Oserais-je dire que la matière du ciel de Philippe Planchet vaut par son intensité tout l’or du monde et que, tout comme celui d’Andréï Roublev, il n’est pas de l’espèce de ceux que l’on porte au dessus de la tête et que perforent les cosmonautes mais de ceux que l’on porte au fond de soi. Que dire alors des personnages qui hantent  ce ciel de Philippe. Qu’ils sont des sortes de fantômes de divinités défuntes ? Non ! Là encore, j’opterais plutôt pour l’image de lui-même ou d’un autre, entrevue, capturée, enfuie et plaquée telle une ombre contre ce mur d’ombre. Parfois, un orage –main, œil, sexe- tente de ressurgir, de s’imposer là, comme une chose vraie.

Illusion, illusion pure car, pour faire agir un orage, il faut une tête ; et les têtes, le doux artiste s’en méfie si bien qu’il les arrache d’un geste brusque, d’un geste si promptement effectué que l’on n’a jamais le temps d’en percevoir autre chose que la trace. Et ça, voyez-vous, c’est indiscutablement la marque du grand art, surtout si à la place de la tête on est capable de faire pousser un arc en ciel.

 

Texte de Raymond Guidot






Philippe Planchet nous dépayse, nous désempare et nous bouscule.
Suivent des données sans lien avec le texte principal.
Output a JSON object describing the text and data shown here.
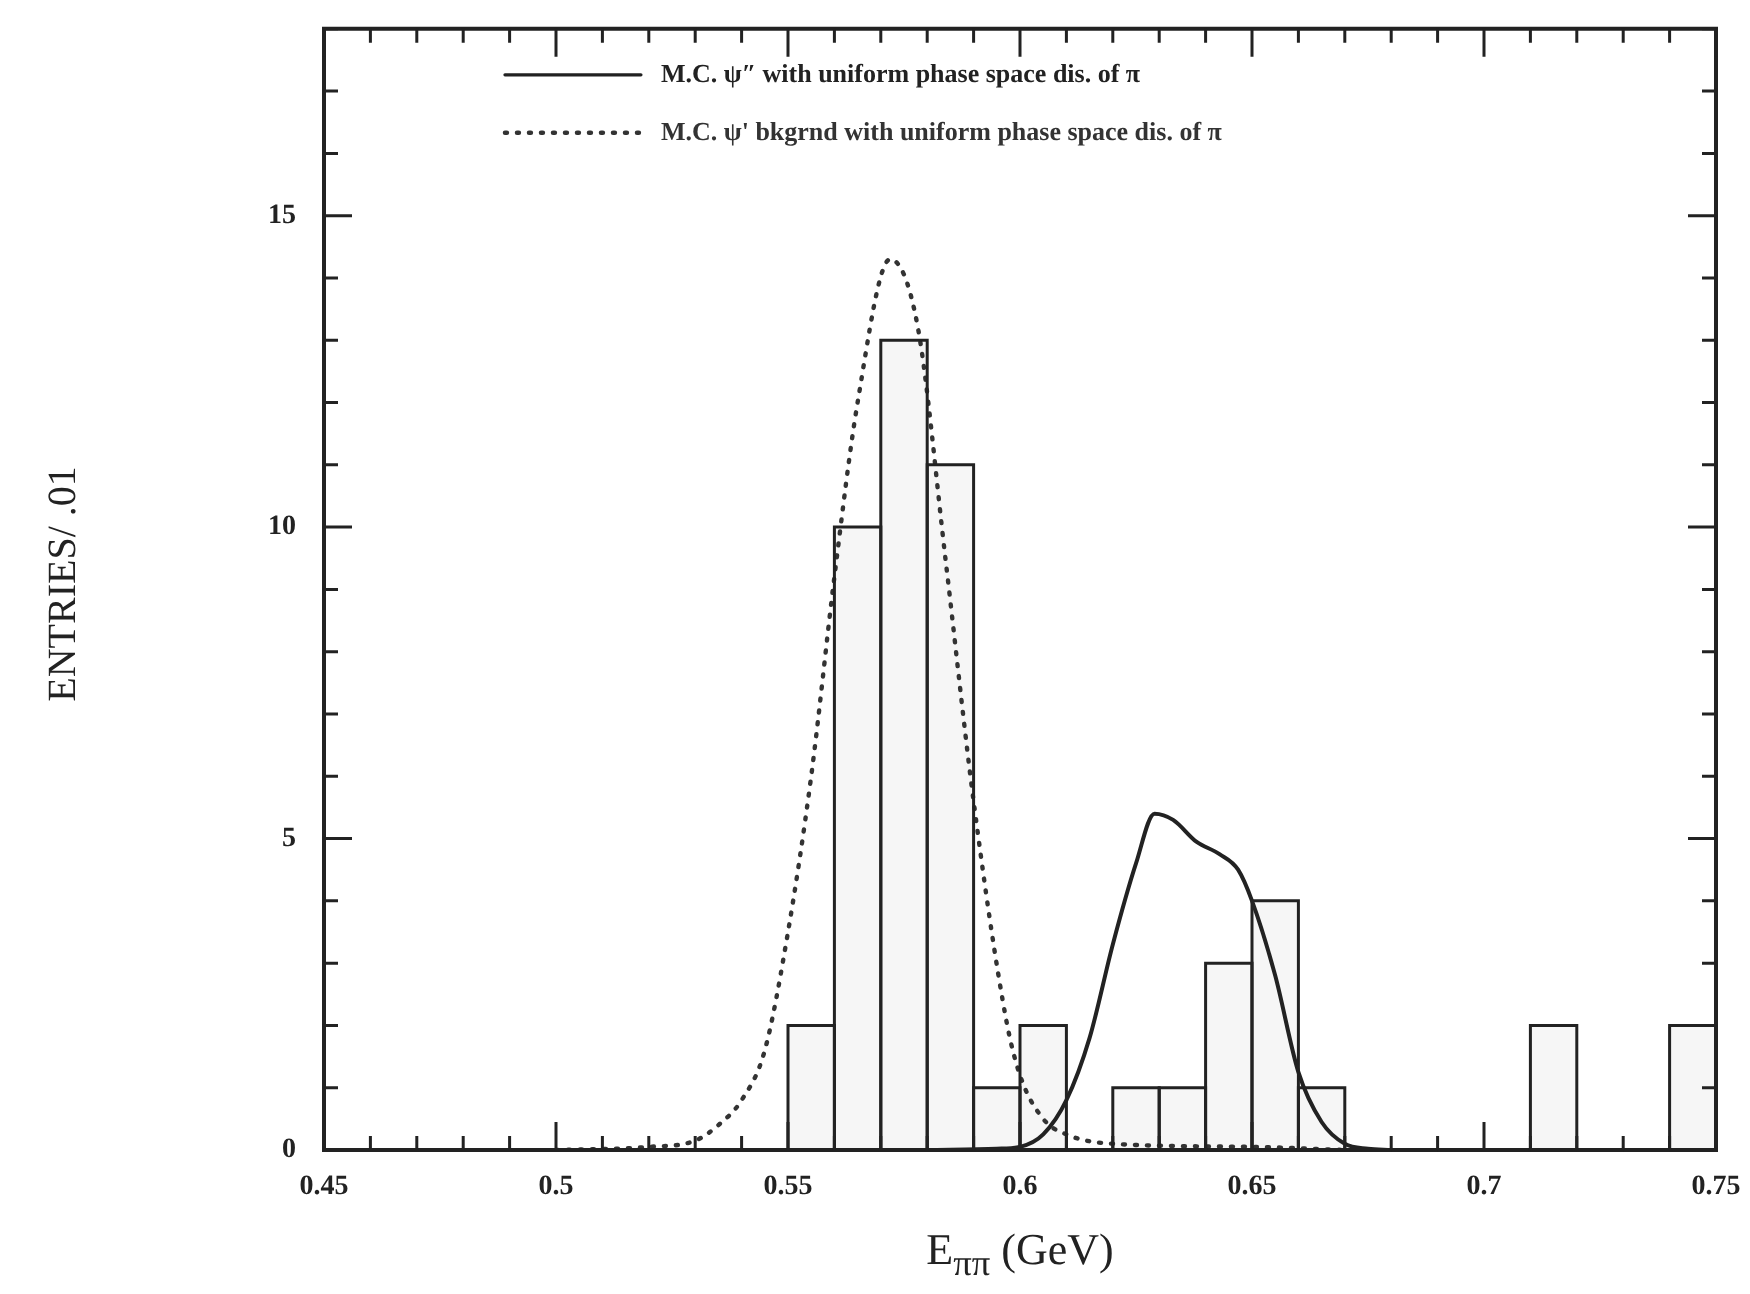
{
  "chart_data": {
    "type": "histogram",
    "xlabel": "E$_{ππ}$ (GeV)",
    "ylabel": "ENTRIES/ .01",
    "legend": "top",
    "grid": false,
    "xlim": [
      0.45,
      0.75
    ],
    "ylim": [
      0,
      18
    ],
    "xticks": [
      0.45,
      {
        "value": 0.46,
        "label": null
      },
      {
        "value": 0.47,
        "label": null
      },
      {
        "value": 0.48,
        "label": null
      },
      {
        "value": 0.49,
        "label": null
      },
      0.5,
      {
        "value": 0.51,
        "label": null
      },
      {
        "value": 0.52,
        "label": null
      },
      {
        "value": 0.53,
        "label": null
      },
      {
        "value": 0.54,
        "label": null
      },
      0.55,
      {
        "value": 0.56,
        "label": null
      },
      {
        "value": 0.57,
        "label": null
      },
      {
        "value": 0.58,
        "label": null
      },
      {
        "value": 0.59,
        "label": null
      },
      0.6,
      {
        "value": 0.61,
        "label": null
      },
      {
        "value": 0.62,
        "label": null
      },
      {
        "value": 0.63,
        "label": null
      },
      {
        "value": 0.64,
        "label": null
      },
      0.65,
      {
        "value": 0.66,
        "label": null
      },
      {
        "value": 0.67,
        "label": null
      },
      {
        "value": 0.68,
        "label": null
      },
      {
        "value": 0.69,
        "label": null
      },
      0.7,
      {
        "value": 0.71,
        "label": null
      },
      {
        "value": 0.72,
        "label": null
      },
      {
        "value": 0.73,
        "label": null
      },
      {
        "value": 0.74,
        "label": null
      },
      0.75
    ],
    "yticks": [
      0,
      {
        "value": 1,
        "label": null
      },
      {
        "value": 2,
        "label": null
      },
      {
        "value": 3,
        "label": null
      },
      {
        "value": 4,
        "label": null
      },
      5,
      {
        "value": 6,
        "label": null
      },
      {
        "value": 7,
        "label": null
      },
      {
        "value": 8,
        "label": null
      },
      {
        "value": 9,
        "label": null
      },
      10,
      {
        "value": 11,
        "label": null
      },
      {
        "value": 12,
        "label": null
      },
      {
        "value": 13,
        "label": null
      },
      {
        "value": 14,
        "label": null
      },
      15,
      {
        "value": 16,
        "label": null
      },
      {
        "value": 17,
        "label": null
      },
      {
        "value": 18,
        "label": null
      }
    ],
    "color": "#222222",
    "bins": [
      0.55,
      0.56,
      0.57,
      0.58,
      0.59,
      0.6,
      0.61,
      0.62,
      0.63,
      0.64,
      0.65,
      0.66,
      0.67,
      0.68,
      0.69,
      0.7,
      0.71,
      0.72,
      0.73,
      0.74,
      0.75
    ],
    "values": [
      2,
      10,
      13,
      11,
      1,
      2,
      0,
      1,
      1,
      3,
      4,
      1,
      0,
      0,
      0,
      0,
      2,
      0,
      0,
      2
    ],
    "series": [
      {
        "type": "line",
        "name": "M.C. ψ″ with uniform phase space dis. of π",
        "color": "#222222",
        "line_style": "solid",
        "x": [
          0.58,
          0.595,
          0.6,
          0.605,
          0.61,
          0.615,
          0.62,
          0.625,
          0.629,
          0.633,
          0.638,
          0.643,
          0.647,
          0.65,
          0.655,
          0.66,
          0.665,
          0.67,
          0.675,
          0.68
        ],
        "values": [
          0,
          0.02,
          0.05,
          0.25,
          0.8,
          1.8,
          3.3,
          4.6,
          5.4,
          5.3,
          4.95,
          4.75,
          4.5,
          4.0,
          2.8,
          1.25,
          0.45,
          0.1,
          0.02,
          0
        ]
      },
      {
        "type": "line",
        "name": "M.C. ψ' bkgrnd with uniform phase space dis. of π",
        "color": "#333333",
        "line_style": "dotted",
        "x": [
          0.5,
          0.52,
          0.53,
          0.535,
          0.54,
          0.545,
          0.55,
          0.555,
          0.56,
          0.565,
          0.572,
          0.578,
          0.584,
          0.59,
          0.597,
          0.6,
          0.605,
          0.61,
          0.62,
          0.65,
          0.67
        ],
        "values": [
          0,
          0.05,
          0.15,
          0.4,
          0.8,
          1.6,
          3.5,
          6,
          9.2,
          12,
          14.3,
          13.2,
          9.45,
          5.6,
          2.1,
          1.2,
          0.5,
          0.25,
          0.1,
          0.05,
          0
        ]
      }
    ]
  }
}
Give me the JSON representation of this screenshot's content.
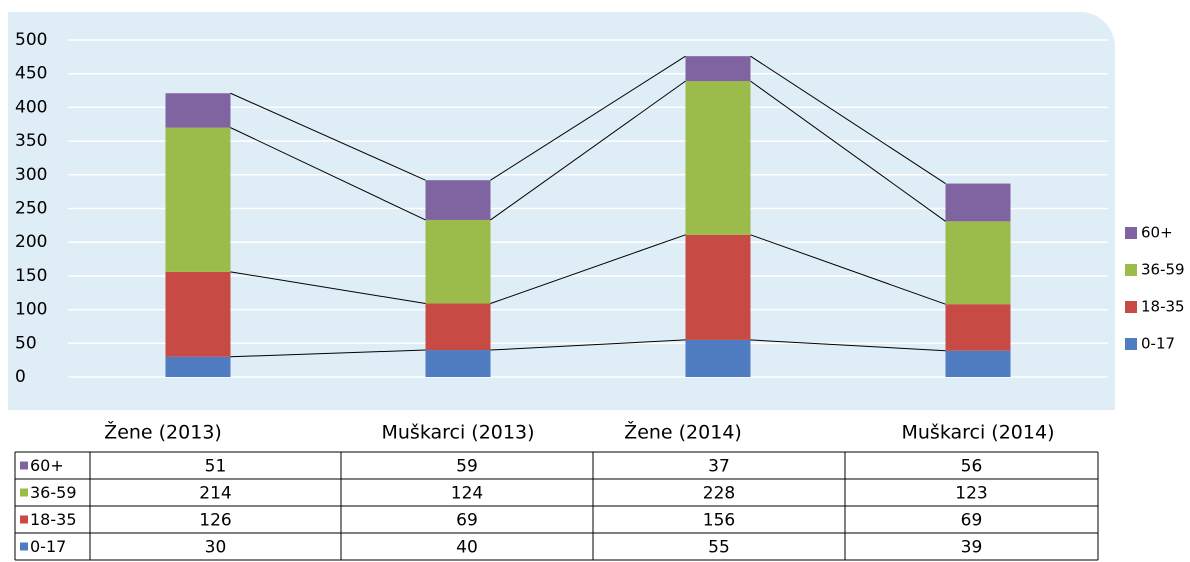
{
  "chart_data": {
    "type": "bar",
    "stacked": true,
    "categories": [
      "Žene (2013)",
      "Muškarci (2013)",
      "Žene (2014)",
      "Muškarci (2014)"
    ],
    "series": [
      {
        "name": "0-17",
        "color": "#4f7cc1",
        "values": [
          30,
          40,
          55,
          39
        ]
      },
      {
        "name": "18-35",
        "color": "#c84a45",
        "values": [
          126,
          69,
          156,
          69
        ]
      },
      {
        "name": "36-59",
        "color": "#9bbb4a",
        "values": [
          214,
          124,
          228,
          123
        ]
      },
      {
        "name": "60+",
        "color": "#8064a2",
        "values": [
          51,
          59,
          37,
          56
        ]
      }
    ],
    "ylim": [
      0,
      500
    ],
    "yticks": [
      0,
      50,
      100,
      150,
      200,
      250,
      300,
      350,
      400,
      450,
      500
    ],
    "grid": true,
    "legend": "right",
    "series_lines": true,
    "data_table": true
  }
}
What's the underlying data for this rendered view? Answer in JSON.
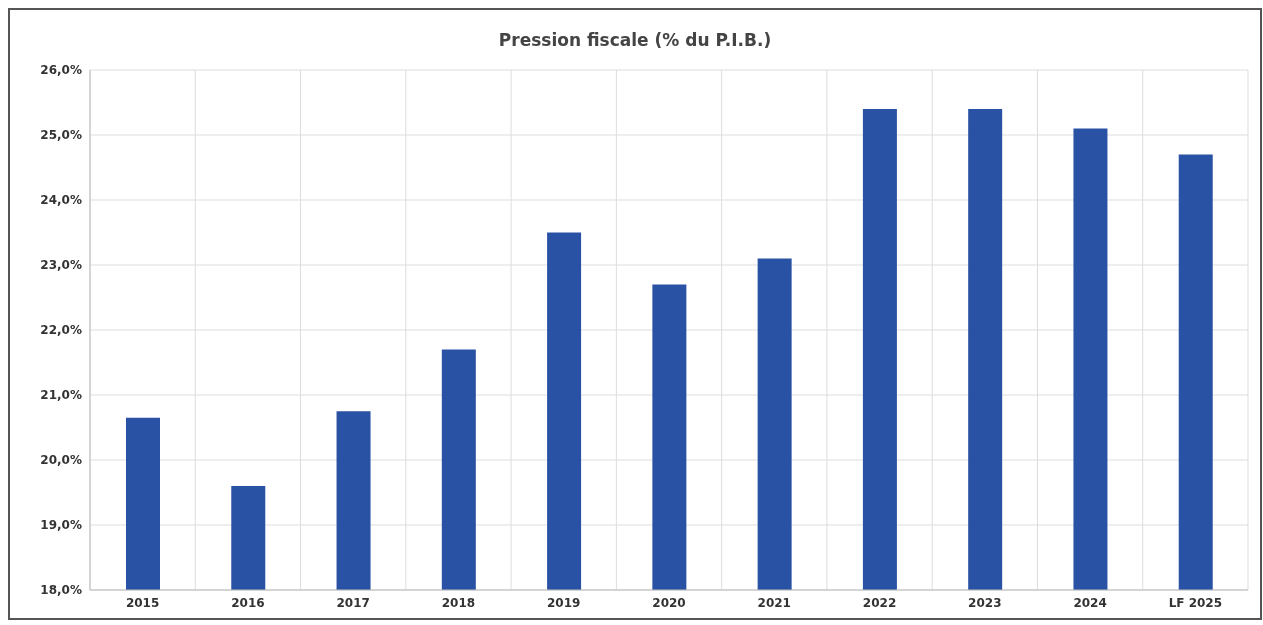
{
  "chart_data": {
    "type": "bar",
    "title": "Pression fiscale (% du P.I.B.)",
    "categories": [
      "2015",
      "2016",
      "2017",
      "2018",
      "2019",
      "2020",
      "2021",
      "2022",
      "2023",
      "2024",
      "LF 2025"
    ],
    "values": [
      20.65,
      19.6,
      20.75,
      21.7,
      23.5,
      22.7,
      23.1,
      25.4,
      25.4,
      25.1,
      24.7
    ],
    "color": "#2a52a4",
    "ylim": [
      18,
      26
    ],
    "yticks": [
      {
        "value": 18,
        "label": "18,0%"
      },
      {
        "value": 19,
        "label": "19,0%"
      },
      {
        "value": 20,
        "label": "20,0%"
      },
      {
        "value": 21,
        "label": "21,0%"
      },
      {
        "value": 22,
        "label": "22,0%"
      },
      {
        "value": 23,
        "label": "23,0%"
      },
      {
        "value": 24,
        "label": "24,0%"
      },
      {
        "value": 25,
        "label": "25,0%"
      },
      {
        "value": 26,
        "label": "26,0%"
      }
    ],
    "grid": true
  }
}
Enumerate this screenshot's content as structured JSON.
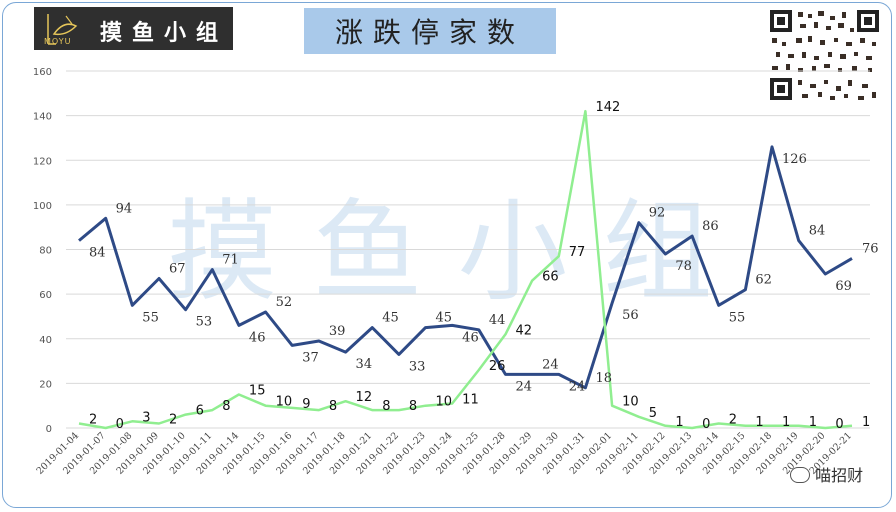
{
  "header": {
    "logo_brand": "MOYU",
    "logo_name": "摸鱼小组",
    "title": "涨跌停家数"
  },
  "watermark": "摸 鱼 小 组",
  "footer": {
    "wechat_label": "喵招财"
  },
  "colors": {
    "series_dark": "#2e4a86",
    "series_light": "#90ee90",
    "frame": "#7aa7d6",
    "title_bg": "#a9c9ea"
  },
  "chart_data": {
    "type": "line",
    "categories": [
      "2019-01-04",
      "2019-01-07",
      "2019-01-08",
      "2019-01-09",
      "2019-01-10",
      "2019-01-11",
      "2019-01-14",
      "2019-01-15",
      "2019-01-16",
      "2019-01-17",
      "2019-01-18",
      "2019-01-21",
      "2019-01-22",
      "2019-01-23",
      "2019-01-24",
      "2019-01-25",
      "2019-01-28",
      "2019-01-29",
      "2019-01-30",
      "2019-01-31",
      "2019-02-01",
      "2019-02-11",
      "2019-02-12",
      "2019-02-13",
      "2019-02-14",
      "2019-02-15",
      "2019-02-18",
      "2019-02-19",
      "2019-02-20",
      "2019-02-21"
    ],
    "x_daily": [
      "2019-01-04",
      "",
      "2019-01-07",
      "",
      "2019-01-08",
      "",
      "2019-01-09",
      "",
      "2019-01-10",
      "",
      "2019-01-11",
      "",
      "2019-01-14",
      "",
      "2019-01-15",
      "",
      "2019-01-16",
      "",
      "2019-01-17",
      "",
      "2019-01-18",
      "",
      "2019-01-21",
      "",
      "2019-01-22",
      "",
      "2019-01-23",
      "",
      "2019-01-24",
      "",
      "2019-01-25",
      "",
      "2019-01-28",
      "",
      "2019-01-29",
      "",
      "2019-01-30",
      "",
      "2019-01-31",
      "",
      "2019-02-01",
      "",
      "2019-02-11",
      "",
      "2019-02-12",
      "",
      "2019-02-13",
      "",
      "2019-02-14",
      "",
      "2019-02-15",
      "",
      "2019-02-18",
      "",
      "2019-02-19",
      "",
      "2019-02-20",
      "",
      "2019-02-21"
    ],
    "series": [
      {
        "values": [
          84,
          94,
          55,
          67,
          53,
          71,
          46,
          52,
          37,
          39,
          34,
          45,
          33,
          45,
          46,
          44,
          24,
          24,
          24,
          18,
          56,
          92,
          78,
          86,
          55,
          62,
          126,
          84,
          69,
          76
        ],
        "color": "#2e4a86"
      },
      {
        "values": [
          2,
          0,
          3,
          2,
          6,
          8,
          15,
          10,
          9,
          8,
          12,
          8,
          8,
          10,
          11,
          26,
          42,
          66,
          77,
          142,
          10,
          5,
          1,
          0,
          2,
          1,
          1,
          1,
          0,
          1
        ],
        "color": "#90ee90"
      }
    ],
    "yticks": [
      "0",
      "20",
      "40",
      "60",
      "80",
      "100",
      "120",
      "140",
      "160"
    ],
    "ylim": [
      0,
      160
    ],
    "grid": true,
    "legend": "none"
  }
}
Il s'en prend aujourd'hui à nos racines. en nous conduisant avec une rare brutalité vers l’inspiration violente qui couvrit d’images le cri expressionniste déchirant l’espace au Nord de l’Europe, dans le début du siècle, il nous démontre de manière évidente qu’au pays de Descartes et de Chardin, la difficulté d’être et de vivre peut à ce point inquiéter un esprit tragiquement lucide qu’il décide soudain d’ouvrir la porte à la tourmente et à l’effroi.

 

Cependant, curieusement parée, tantôt des couleurs et des tons de Delacroix, tantôt de ceux de Monet, la rage qui déferle alors ressemble comme une sœur à celle qui habita Arthaud le Français lorsqu’il entreprit d’en finir une fois pour toutes avec tout ce qui pouvait ressembler alors, d’une manière ou d’une autre, à l’habitude et à la tradition.